Saturday, April 26, 2014

Three Films Make A Post: She's out to score for more of what you love her for!

Witchtrap (1989): Kevin Tenney clearly was a horror director with many faces. With Witchtrap, the face he wears is that of the purveyor of awkward crap that is highly entertaining in all the wrong ways. Visually, this reminds me of the less interesting local productions of about a decade earlier, with a smidgen more gore and Linnea Quigley's breasts added, and a slightly more moveable camera. The film's real comical high points are the dialogue and the acting though. What comes out of people's mouths is a mix of "how dumb people think educated people talk"-speak, some of the worst "sarcasm" ever to flow out of a character's mouth (James W. Quinn, I'm looking at you), hare-brained discussions of faith and disbelief, and slightly Ed-Woodian non-sequiturs pretending to be dialogue. All this the actors deliver with all the style and verve of someone reading a newspaper aloud at the coffee table, with emphasises that suggest nobody involved even understood what the sentences they were saying were supposed to mean. To make matters even more interesting, most of the dialogue seems to have been post-dubbed. It's really quite the thing to listen to for ninety minutes.

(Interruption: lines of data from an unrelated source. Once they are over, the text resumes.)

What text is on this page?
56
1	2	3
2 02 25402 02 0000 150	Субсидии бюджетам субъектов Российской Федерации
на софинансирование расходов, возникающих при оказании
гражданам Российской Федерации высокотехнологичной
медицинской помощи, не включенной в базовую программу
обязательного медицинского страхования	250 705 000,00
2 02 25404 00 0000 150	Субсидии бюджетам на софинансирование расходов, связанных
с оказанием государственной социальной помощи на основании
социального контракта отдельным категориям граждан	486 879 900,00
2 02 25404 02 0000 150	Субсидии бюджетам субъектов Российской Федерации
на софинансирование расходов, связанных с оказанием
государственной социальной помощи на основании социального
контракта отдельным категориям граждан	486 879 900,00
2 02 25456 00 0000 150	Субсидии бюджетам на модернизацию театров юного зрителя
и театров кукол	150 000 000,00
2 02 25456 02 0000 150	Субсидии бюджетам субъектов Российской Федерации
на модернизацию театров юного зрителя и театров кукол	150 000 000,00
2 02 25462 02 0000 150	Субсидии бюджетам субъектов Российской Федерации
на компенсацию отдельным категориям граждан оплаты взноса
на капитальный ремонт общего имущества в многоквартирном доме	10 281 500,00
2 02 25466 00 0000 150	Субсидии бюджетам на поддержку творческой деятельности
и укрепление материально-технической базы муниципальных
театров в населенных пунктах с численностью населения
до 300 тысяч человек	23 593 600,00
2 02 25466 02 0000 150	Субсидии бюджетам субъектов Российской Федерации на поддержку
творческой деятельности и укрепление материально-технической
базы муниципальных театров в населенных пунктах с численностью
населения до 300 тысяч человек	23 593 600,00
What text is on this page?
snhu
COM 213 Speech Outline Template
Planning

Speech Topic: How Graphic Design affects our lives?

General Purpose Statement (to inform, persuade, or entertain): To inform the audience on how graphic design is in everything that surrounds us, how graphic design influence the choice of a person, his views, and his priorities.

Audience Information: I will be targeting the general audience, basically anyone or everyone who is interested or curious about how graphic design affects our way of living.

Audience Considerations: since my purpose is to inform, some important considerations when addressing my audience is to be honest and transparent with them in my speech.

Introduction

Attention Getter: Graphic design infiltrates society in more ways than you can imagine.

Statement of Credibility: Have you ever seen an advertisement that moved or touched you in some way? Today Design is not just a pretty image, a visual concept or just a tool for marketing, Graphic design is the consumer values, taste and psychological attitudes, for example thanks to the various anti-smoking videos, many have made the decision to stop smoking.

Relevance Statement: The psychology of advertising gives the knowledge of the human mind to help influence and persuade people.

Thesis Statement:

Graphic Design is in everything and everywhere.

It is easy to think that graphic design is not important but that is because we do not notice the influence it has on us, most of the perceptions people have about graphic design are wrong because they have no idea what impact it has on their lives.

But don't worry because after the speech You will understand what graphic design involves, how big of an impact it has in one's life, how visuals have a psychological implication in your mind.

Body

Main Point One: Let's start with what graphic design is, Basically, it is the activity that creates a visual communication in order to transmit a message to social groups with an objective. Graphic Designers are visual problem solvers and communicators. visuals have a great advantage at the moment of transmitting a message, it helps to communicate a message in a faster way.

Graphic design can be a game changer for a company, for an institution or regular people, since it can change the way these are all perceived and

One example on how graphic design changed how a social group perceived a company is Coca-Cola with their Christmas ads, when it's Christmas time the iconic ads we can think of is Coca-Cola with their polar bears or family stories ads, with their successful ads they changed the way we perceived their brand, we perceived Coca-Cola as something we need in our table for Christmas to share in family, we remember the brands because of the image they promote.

Gonger (2008): Thanks to various cultural factors too annoying to get into here, not many horror movies beyond semi-professional gore movies have been produced in Germany after the Second World War. Consequently, even a minor, totally derivative (of "J-horror" in particular) TV movie like Christian Theede's Gonger is something to cherish. It helps that the film, quite in the tradition of TV horror, may have no original idea in its body, but is decently acted, competently made and doesn't overstay its welcome. The film's biggest negative point is really that you could imagine seeing its plot, set-up and locality used in much more interesting and complex manner. But that's not how TV, and certainly not German TV, works.

Catacombs (1988): This David Schmoeller film was made during Charles Band's Italian phase, which provides the film with some fine locations, an excellent Pino Donaggio score, and an Italian co-writer who gives the film some of that thought-after Italian movie weirdness. Of course, the last element also leads to a film whose plot developments are not always logical, and whose characters are erratic to say the least. What it curiously does not lead to is an abundance of weird gore. In fact, the film's body count is relatively low, and while some of the deaths are rather strange (there are not many horror films having the theological chutzpah to have someone killed by a Jesus statue come to life), they mostly seem to be beside the point of Catacombs.

Said point seems to be an attempt to reconcile possession type horror with non-crazy Christianity, something the film mostly achieves while also being one of the few horror films that shows monks as actual human beings. It's more an interesting effort than a completely successful film, but it's certainly worth a viewing or two.